Die Jenaer Insektenforscher konnten außerdem den Platz der Mengea-Fächerflügler innerhalb des Stammbaumes der Insekten bestätigen. „Es handelt sich um ,primitive‘ Vorgänger der heute existierenden Arten“, so Dr. Pohl. Einzige Aufgabe der Männchen sei es gewesen, innerhalb ihrer kurzen Lebensspanne ein Weibchen zu finden und sich fortzupflanzen. „Dies spiegelt sich deutlich in ihrer Anatomie wider“, sagt der Insektenforscher. So verfügte das Insekt über leistungsfähige, hochspezialisierte Sinnesorgane an seinen geweihförmigen Antennen, um möglichst schnell ein Weibchen aufzuspüren. Auch die Flugmuskulatur war extrem gut ausgeprägt. Die Mundwerkzeuge und der Verdauungstrakt sind dagegen deutlich zurückgebildet im Vergleich zu anderen Insekten. „Diese Tiere waren nicht in der Lage, feste Nahrung aufzunehmen und zu verdauen“, schlussfolgert Prof. Beutel. Wahrscheinlich war der Darm mit Luft gefüllt, was die Flugfähigkeit der winzigen Insekten verbesserte.

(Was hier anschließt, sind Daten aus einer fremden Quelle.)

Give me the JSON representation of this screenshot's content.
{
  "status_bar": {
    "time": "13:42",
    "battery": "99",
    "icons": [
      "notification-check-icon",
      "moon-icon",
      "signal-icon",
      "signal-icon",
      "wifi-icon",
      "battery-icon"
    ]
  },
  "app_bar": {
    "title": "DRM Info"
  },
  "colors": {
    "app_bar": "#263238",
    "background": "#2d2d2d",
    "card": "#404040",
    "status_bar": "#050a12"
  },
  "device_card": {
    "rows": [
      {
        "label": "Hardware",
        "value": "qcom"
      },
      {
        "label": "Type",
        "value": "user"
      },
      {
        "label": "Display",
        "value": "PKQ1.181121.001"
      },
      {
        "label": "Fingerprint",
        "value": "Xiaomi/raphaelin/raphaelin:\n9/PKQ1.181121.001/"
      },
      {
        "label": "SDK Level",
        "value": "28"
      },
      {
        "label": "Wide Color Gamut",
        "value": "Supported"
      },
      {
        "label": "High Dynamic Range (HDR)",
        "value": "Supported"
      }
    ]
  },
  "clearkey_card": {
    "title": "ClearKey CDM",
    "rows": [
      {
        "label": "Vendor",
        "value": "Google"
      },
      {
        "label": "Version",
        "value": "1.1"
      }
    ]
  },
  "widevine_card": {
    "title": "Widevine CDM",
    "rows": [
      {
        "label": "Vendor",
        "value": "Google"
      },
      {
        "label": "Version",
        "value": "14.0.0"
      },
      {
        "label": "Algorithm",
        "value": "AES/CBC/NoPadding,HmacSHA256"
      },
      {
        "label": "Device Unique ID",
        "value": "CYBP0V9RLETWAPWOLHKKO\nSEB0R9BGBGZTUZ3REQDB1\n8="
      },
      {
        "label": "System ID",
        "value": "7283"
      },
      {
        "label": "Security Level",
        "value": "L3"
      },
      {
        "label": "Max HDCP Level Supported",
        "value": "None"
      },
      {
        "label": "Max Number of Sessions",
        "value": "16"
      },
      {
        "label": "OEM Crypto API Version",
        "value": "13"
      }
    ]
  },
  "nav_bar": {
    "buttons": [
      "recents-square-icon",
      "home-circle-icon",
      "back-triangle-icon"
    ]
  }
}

Die Jenaer Insektenforscher wollen nun mit der Mikro-CT auch andere Bernstein-Inklusen durchleuchten. „Diese Methode hat ein außerordentlich großes Potenzial“, ist sich Dr. Pohl sicher. Sie ermögliche nicht nur sehr detaillierte Untersuchungen, sondern biete gegenüber anderen Methoden auch den großen Vorteil, dass die Fossilien dabei nicht zerstört werden müssen und so die Zeit weiter überdauern.